MLH3 El plásmido de activación CRISPR (m) proporciona un enfoque específico y no destructivo para regular al alza la expresión endógena de Mlh3 sin alterar la secuencia de ADN subyacente.
MLH3 El plásmido de activación CRISPR (m) es un sistema mediador de activación sinérgica (SAM) de tres plásmidos diseñado para la regulación al alza transcripcional altamente eficiente y específica del locus Mlh3 en líneas celulares humanas. El sistema se basa en una Cas9 catalíticamente inactiva (dCas9) que porta dos mutaciones inactivadoras (D10A y N863A) que eliminan la actividad nucleasa al tiempo que conservan la unión al ADN. Esta dCas9 se fusiona con VP64, un potente activador transcripcional, y se coexpresa con un gen de resistencia a la blasticidina para la selección. El segundo plásmido codifica la proteína de fusión MS2-p65-HSF1, un complejo activador secundario que actúa en conjunto con dCas9-VP64, junto con un gen de resistencia a la higromicina. El tercer plásmido codifica un ARN guía (sgRNA) específico del objetivo de 20 nt fusionado a dos aptámeros de ARN MS2 que reclutan el complejo MS2-p65-HSF1 al sitio de activación, acompañado de un gen de resistencia a la puromicina. Los tres plásmidos se administran en una proporción de masa de 1:1:1 para una expresión equilibrada de todos los componentes del sistema.

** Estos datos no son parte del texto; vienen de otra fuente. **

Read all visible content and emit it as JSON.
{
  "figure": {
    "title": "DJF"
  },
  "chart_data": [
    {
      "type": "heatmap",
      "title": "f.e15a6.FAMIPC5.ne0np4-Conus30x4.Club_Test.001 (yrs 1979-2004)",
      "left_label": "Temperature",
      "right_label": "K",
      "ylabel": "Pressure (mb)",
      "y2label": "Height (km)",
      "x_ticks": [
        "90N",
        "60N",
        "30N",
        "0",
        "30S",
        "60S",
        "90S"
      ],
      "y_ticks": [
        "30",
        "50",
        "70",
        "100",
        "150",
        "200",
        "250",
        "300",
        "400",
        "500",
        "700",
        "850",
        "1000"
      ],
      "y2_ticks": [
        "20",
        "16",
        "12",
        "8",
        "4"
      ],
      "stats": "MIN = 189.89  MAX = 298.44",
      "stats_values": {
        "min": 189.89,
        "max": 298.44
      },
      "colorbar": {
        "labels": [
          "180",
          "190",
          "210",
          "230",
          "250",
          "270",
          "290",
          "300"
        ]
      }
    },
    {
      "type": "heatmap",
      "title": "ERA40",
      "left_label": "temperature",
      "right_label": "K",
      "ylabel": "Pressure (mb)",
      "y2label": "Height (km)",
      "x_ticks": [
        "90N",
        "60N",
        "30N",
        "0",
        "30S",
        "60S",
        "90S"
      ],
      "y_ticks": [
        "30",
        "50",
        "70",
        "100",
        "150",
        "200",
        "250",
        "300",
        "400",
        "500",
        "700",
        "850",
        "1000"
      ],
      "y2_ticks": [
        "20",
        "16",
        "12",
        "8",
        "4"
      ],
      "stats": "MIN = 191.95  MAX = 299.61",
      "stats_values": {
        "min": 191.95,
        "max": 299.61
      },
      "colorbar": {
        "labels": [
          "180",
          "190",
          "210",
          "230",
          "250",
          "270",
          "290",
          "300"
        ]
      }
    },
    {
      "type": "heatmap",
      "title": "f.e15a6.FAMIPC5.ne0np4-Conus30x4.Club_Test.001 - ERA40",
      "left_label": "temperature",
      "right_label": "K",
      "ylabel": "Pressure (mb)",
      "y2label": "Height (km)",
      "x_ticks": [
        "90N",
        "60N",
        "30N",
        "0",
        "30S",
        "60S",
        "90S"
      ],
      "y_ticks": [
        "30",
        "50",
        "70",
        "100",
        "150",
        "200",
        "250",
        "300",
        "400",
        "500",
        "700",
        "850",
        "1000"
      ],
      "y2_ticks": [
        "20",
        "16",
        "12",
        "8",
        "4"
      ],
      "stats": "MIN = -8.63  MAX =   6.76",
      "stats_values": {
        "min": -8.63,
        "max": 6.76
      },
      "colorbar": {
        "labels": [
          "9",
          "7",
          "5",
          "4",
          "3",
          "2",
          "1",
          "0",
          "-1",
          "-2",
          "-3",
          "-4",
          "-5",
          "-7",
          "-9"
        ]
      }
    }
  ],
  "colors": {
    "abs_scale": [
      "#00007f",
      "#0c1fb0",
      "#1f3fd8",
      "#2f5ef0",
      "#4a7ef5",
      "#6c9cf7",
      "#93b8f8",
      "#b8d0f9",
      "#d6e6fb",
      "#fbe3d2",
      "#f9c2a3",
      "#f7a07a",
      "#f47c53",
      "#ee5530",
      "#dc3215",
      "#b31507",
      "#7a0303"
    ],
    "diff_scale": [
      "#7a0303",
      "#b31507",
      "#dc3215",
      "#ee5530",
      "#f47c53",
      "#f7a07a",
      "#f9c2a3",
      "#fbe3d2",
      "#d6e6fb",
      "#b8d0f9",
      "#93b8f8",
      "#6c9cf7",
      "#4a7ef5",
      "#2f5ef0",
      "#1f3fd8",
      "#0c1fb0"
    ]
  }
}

Una vez ensamblado en el locus diana, el complejo SAM se une aproximadamente 200 pb aguas arriba del sitio de inicio transcripcional Mlh3, donde VP64, p65 y HSF1 actúan de forma coordinada para reclutar la maquinaria transcripcional e impulsar la regulación al alza de la expresión endógena de MLH3. A diferencia de la Cas9 con actividad nucleasa, dCas9 no introduce roturas de doble cadena ni modifica la secuencia genómica, preservando el locus nativo Mlh3 y permitiendo el estudio de las respuestas transcripcionales dependientes de MLH3 en el locus endógeno, lo que la convierte en una herramienta valiosa para estudios funcionales, la identificación de genes diana y la modelización de la restauración de la vía MLH3 en células tumorales con expresión de Mlh3 silenciada o reducida.
Sólo para uso en investigación. No destinado a uso diagnóstico o terapéutico.